While essentially enjoying the largess of the RD efforts made by Science in our long march 'forward' to progress, religion has offered only a meta-narrative of why we are, never thorough enough to get its hands dirty with the questions of what we are.(That is to say our physical constitution, temporally.) (Though, this is not to say that the Church as an historical institution hasn’t cultivated the pursuit of Science. There is no doubt it has; though only tendentiously.) (Semantic qualifiers, anyone?)
Granted Science is a language, and, thus, is spoken with different levels of comprehension among interlocutors; but, there are rules of syntax and grammar that make it intelligible as a coherent theory—and, more importantly, it doesn’t rely on a question begging thesis to underlie its foundation.
I’m not certain, though I’m open to be corrected and/or persuaded, that Creationism can give me an alternative system to Cellular Biology, to Organic Chemistry, to Physics. What I am certain of, however, is that Creationism and/or competing cosmologies aren’t trying very hard to—through their own paradigms of systemized empirical evidence and the explication of physical phenomena—refute naturalistic sciences. They accept the consequent, have no qualms with its operational necessity in everyday, practical life, but reject the antecedent.
This is why we have the soft “sciences” of ID, New Earth Creationism, Old Earth Creationism, Young World whatever—and what have you. They understand, and concede the fact, that their theories of cosmogony have to, at least in some persuasive, commonsense way, comport to the Scientific method--or some close approximation of it, or something like it, or close to it.(Make sense?) They understand that there must be a public reason—simply beyond belief and faith without evidence—for their theories to hold sway against and/or with Science.
This, then, necessarily compromises both the underlying epistemes of their respective theories of life and the fealty they ask of those who subscribe ultimately to these theories.
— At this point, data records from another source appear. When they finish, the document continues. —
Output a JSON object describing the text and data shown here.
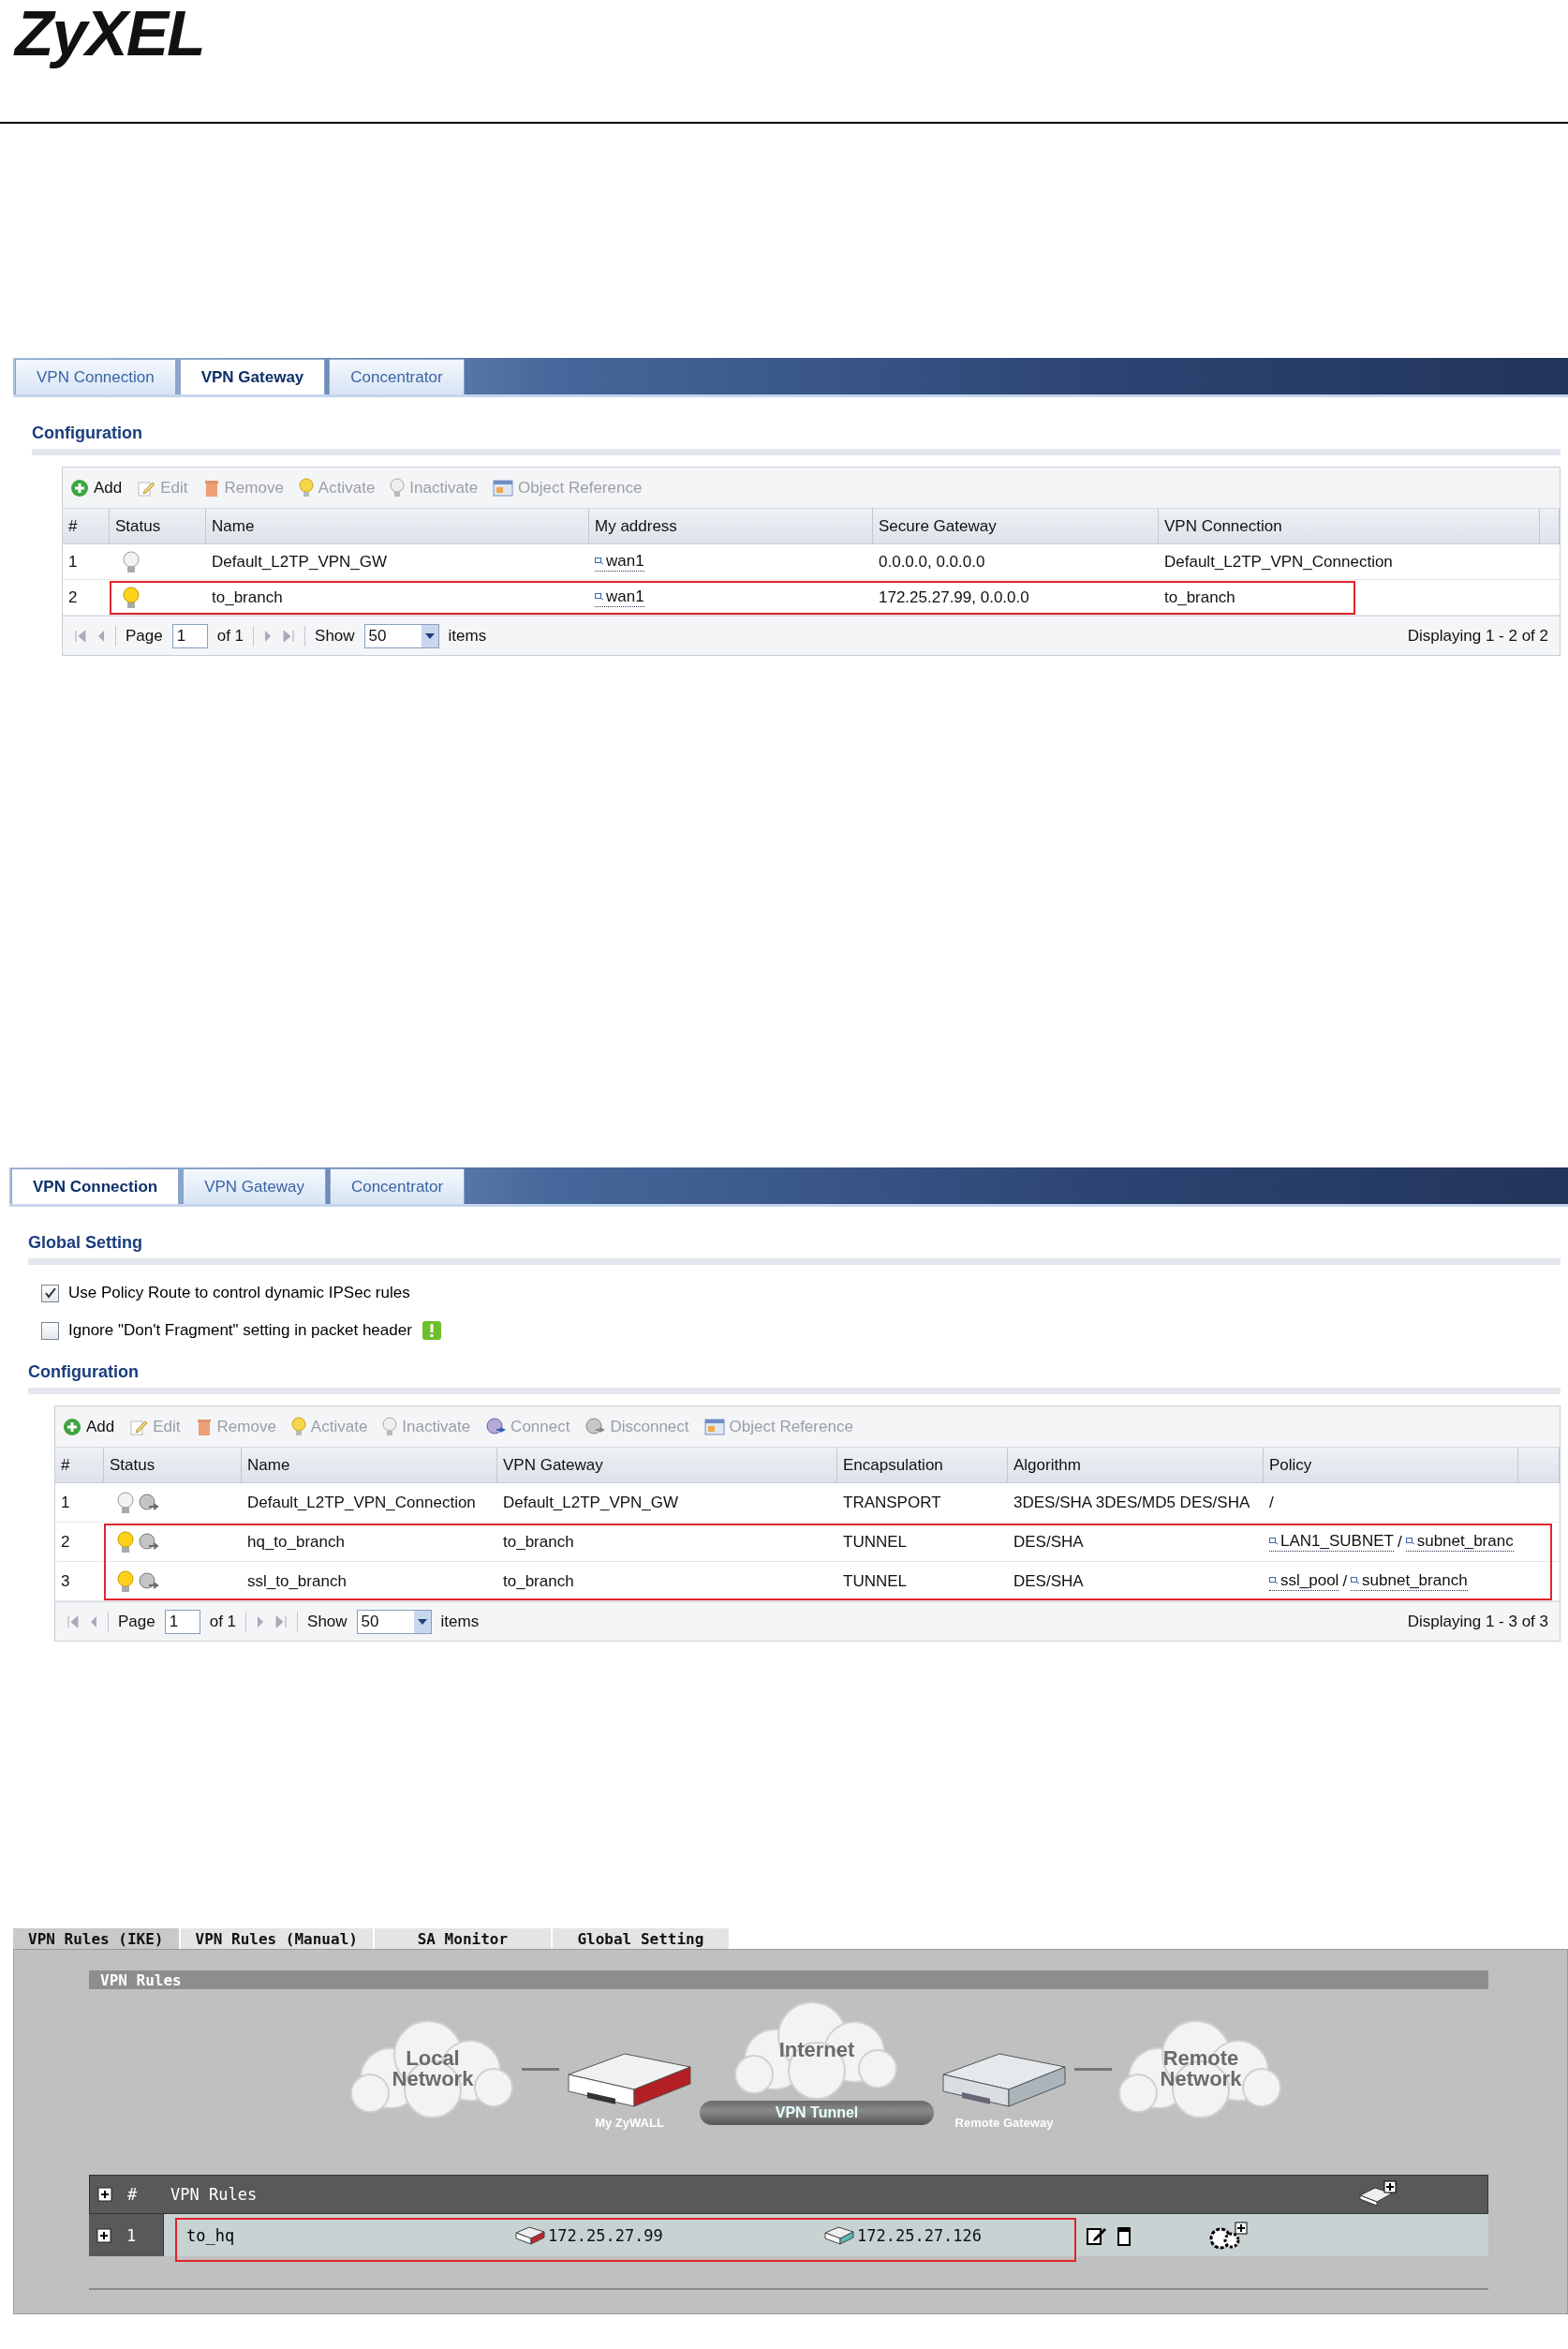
{
  "logo": "ZyXEL",
  "gateway_screen": {
    "tabs": [
      {
        "label": "VPN Connection",
        "selected": false
      },
      {
        "label": "VPN Gateway",
        "selected": true
      },
      {
        "label": "Concentrator",
        "selected": false
      }
    ],
    "section_title": "Configuration",
    "toolbar": [
      {
        "kind": "add",
        "label": "Add",
        "disabled": false
      },
      {
        "kind": "edit",
        "label": "Edit",
        "disabled": true
      },
      {
        "kind": "remove",
        "label": "Remove",
        "disabled": true
      },
      {
        "kind": "activate",
        "label": "Activate",
        "disabled": true
      },
      {
        "kind": "inactivate",
        "label": "Inactivate",
        "disabled": true
      },
      {
        "kind": "reference",
        "label": "Object Reference",
        "disabled": true
      }
    ],
    "columns": [
      "#",
      "Status",
      "Name",
      "My address",
      "Secure Gateway",
      "VPN Connection"
    ],
    "rows": [
      {
        "highlighted": false,
        "cells": [
          "1",
          {
            "active": false
          },
          "Default_L2TP_VPN_GW",
          [
            {
              "kind": "object",
              "text": "wan1"
            }
          ],
          "0.0.0.0, 0.0.0.0",
          "Default_L2TP_VPN_Connection"
        ]
      },
      {
        "highlighted": true,
        "cells": [
          "2",
          {
            "active": true
          },
          "to_branch",
          [
            {
              "kind": "object",
              "text": "wan1"
            }
          ],
          "172.25.27.99, 0.0.0.0",
          "to_branch"
        ]
      }
    ],
    "pager": {
      "page_label": "Page",
      "page": "1",
      "of": "of 1",
      "show_label": "Show",
      "show": "50",
      "items": "items",
      "display": "Displaying 1 - 2 of 2"
    }
  },
  "connection_screen": {
    "tabs": [
      {
        "label": "VPN Connection",
        "selected": true
      },
      {
        "label": "VPN Gateway",
        "selected": false
      },
      {
        "label": "Concentrator",
        "selected": false
      }
    ],
    "global_title": "Global Setting",
    "settings": [
      {
        "label": "Use Policy Route to control dynamic IPSec rules",
        "checked": true,
        "info": false
      },
      {
        "label": "Ignore \"Don't Fragment\" setting in packet header",
        "checked": false,
        "info": true
      }
    ],
    "section_title": "Configuration",
    "toolbar": [
      {
        "kind": "add",
        "label": "Add",
        "disabled": false
      },
      {
        "kind": "edit",
        "label": "Edit",
        "disabled": true
      },
      {
        "kind": "remove",
        "label": "Remove",
        "disabled": true
      },
      {
        "kind": "activate",
        "label": "Activate",
        "disabled": true
      },
      {
        "kind": "inactivate",
        "label": "Inactivate",
        "disabled": true
      },
      {
        "kind": "connect",
        "label": "Connect",
        "disabled": true
      },
      {
        "kind": "disconnect",
        "label": "Disconnect",
        "disabled": true
      },
      {
        "kind": "reference",
        "label": "Object Reference",
        "disabled": true
      }
    ],
    "columns": [
      "#",
      "Status",
      "Name",
      "VPN Gateway",
      "Encapsulation",
      "Algorithm",
      "Policy"
    ],
    "rows": [
      {
        "highlighted": false,
        "cells": [
          "1",
          {
            "active": false,
            "connected": false
          },
          "Default_L2TP_VPN_Connection",
          "Default_L2TP_VPN_GW",
          "TRANSPORT",
          "3DES/SHA 3DES/MD5 DES/SHA",
          "/"
        ]
      },
      {
        "highlighted": true,
        "cells": [
          "2",
          {
            "active": true,
            "connected": false
          },
          "hq_to_branch",
          "to_branch",
          "TUNNEL",
          "DES/SHA",
          [
            {
              "kind": "object",
              "text": "LAN1_SUBNET"
            },
            {
              "kind": "plain",
              "text": "/"
            },
            {
              "kind": "object",
              "text": "subnet_branc"
            }
          ]
        ]
      },
      {
        "highlighted": true,
        "cells": [
          "3",
          {
            "active": true,
            "connected": false
          },
          "ssl_to_branch",
          "to_branch",
          "TUNNEL",
          "DES/SHA",
          [
            {
              "kind": "object",
              "text": "ssl_pool"
            },
            {
              "kind": "plain",
              "text": "/"
            },
            {
              "kind": "object",
              "text": "subnet_branch"
            }
          ]
        ]
      }
    ],
    "pager": {
      "page_label": "Page",
      "page": "1",
      "of": "of 1",
      "show_label": "Show",
      "show": "50",
      "items": "items",
      "display": "Displaying 1 - 3 of 3"
    }
  },
  "rules_screen": {
    "tabs": [
      {
        "label": "VPN Rules (IKE)",
        "selected": true
      },
      {
        "label": "VPN Rules (Manual)",
        "selected": false
      },
      {
        "label": "SA Monitor",
        "selected": false
      },
      {
        "label": "Global Setting",
        "selected": false
      }
    ],
    "section_title": "VPN Rules",
    "diagram": {
      "local": "Local Network",
      "internet": "Internet",
      "tunnel": "VPN Tunnel",
      "my_device": "My ZyWALL",
      "remote_device": "Remote Gateway",
      "remote": "Remote Network"
    },
    "table": {
      "number_header": "#",
      "title": "VPN Rules",
      "rows": [
        {
          "number": "1",
          "name": "to_hq",
          "local_gateway": "172.25.27.99",
          "remote_gateway": "172.25.27.126",
          "highlighted": true
        }
      ]
    }
  }
}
When we talk about what we want to teach in public schools, we’re talking about what the default position should be: why are we? This can’t be answered in any comprehensive or practicable way—and clearly can’t be answered, at this time, in any conclusively positive way competing theories of cosmologies contend.
Though it may have tried in it younger years, Science isn’t trying, now, to answer that question, "why are we?", definitively (Save maybe for String Theory)—and operates on the assumption that the method will, in the end, tease it out. Competing cosmologies, (Religion, Creationism so on and so forth) have answered the question; no further evidence is required, no further inquiry is necessary—which explains the woolly-headedness in their epistemologies, and, therefore, by extension, their theories of anything.
What type of practical education do we want our children to have? That is the vital question. Or, more apropos, and “the” philosophical question Bush would offer, “Is our children learning?”